Aunt Fenie asked as she hurried in our front door to give support to Mama.

     "He's in there cutting those horses loose!" Mama told her, "Pray God, he gets
out alive!" It was just at that moment that Sheep led the last of the horses to safety.
We had counted them and we knew. First he had brought out Lady Gay, then
Barney, who was our favorite, then Dobbin, then Sue, and one by one all of the
others, some of them with colts. So it was hard for us to understand why he went darting back into the smoke-filled stable again in such great haste.

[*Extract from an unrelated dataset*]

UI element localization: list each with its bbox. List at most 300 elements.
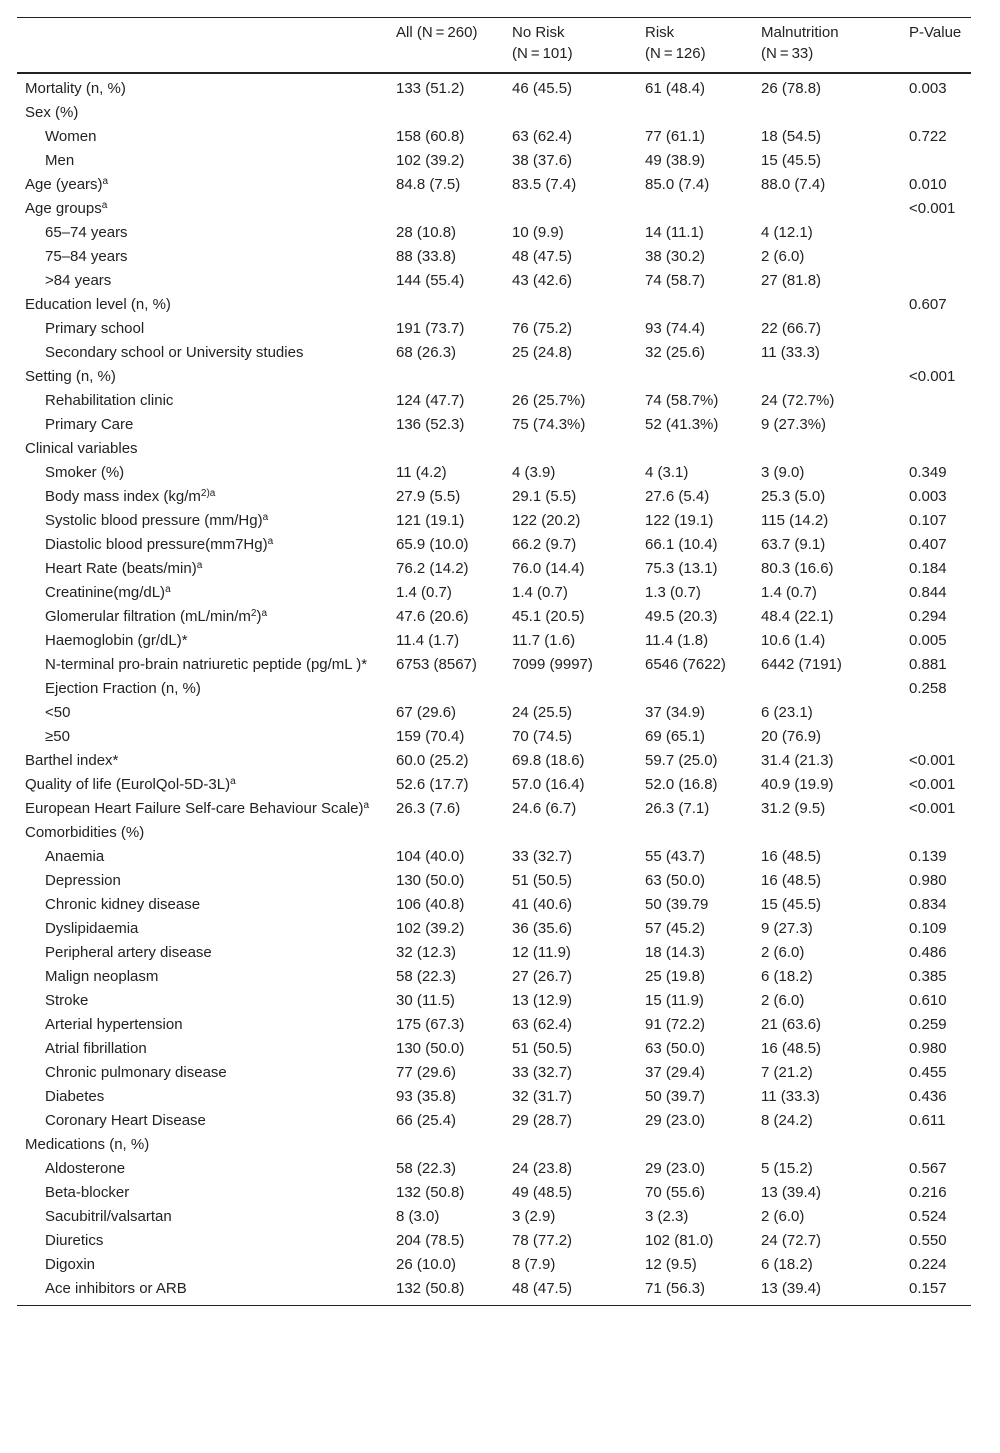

     It was not long before we knew, for when he reappeared he was buckling at
the knees, half dragging, half carrying Papa who had been almost completely
overcome by smoke. When Mama saw them, she cried out in anguish, and
forgetting that she wore only her old blue wrapper over her night clothes, she ran
out of the front door and across the street toward the stable. Pushing her way
through the crowd, she dropped down beside Papa where Sheep had stretched
him out upon the ground.

     "Hush, hush, now!" Aunt Fenie kept saying to us as we started to cry. "Your
Papa will be all right just as soon as he gets a little fresh air into his lungs." The
next morning at the breakfast table, Papa, who always made light of trouble, was almost as good as new again. He chuckled softly as Mama fretted over him like
a mother hen. "I'll never forget the sight of that boy dragging you out of that smoke
and flame," Mama said, heaping Sheep's plate high with scrambled eggs and
crisp bacon and slices of her own homemade cinnamon coffeecake while he
waited on the steps outside.

         "I guess no family's ever had a whiter black sheep in its fold than ours,"
Papa said appreciatively. "Black sheep. . .humph!" Mama sniffed indignantly.
"He'd be a credit to anybody's family!" she added with conviction. And forgetting
that she had once regarded him as only another mouth to be fed in Papa's long
list of charities, she spooned an extra helping of peach preserves and another scrambled egg onto sheep's plate.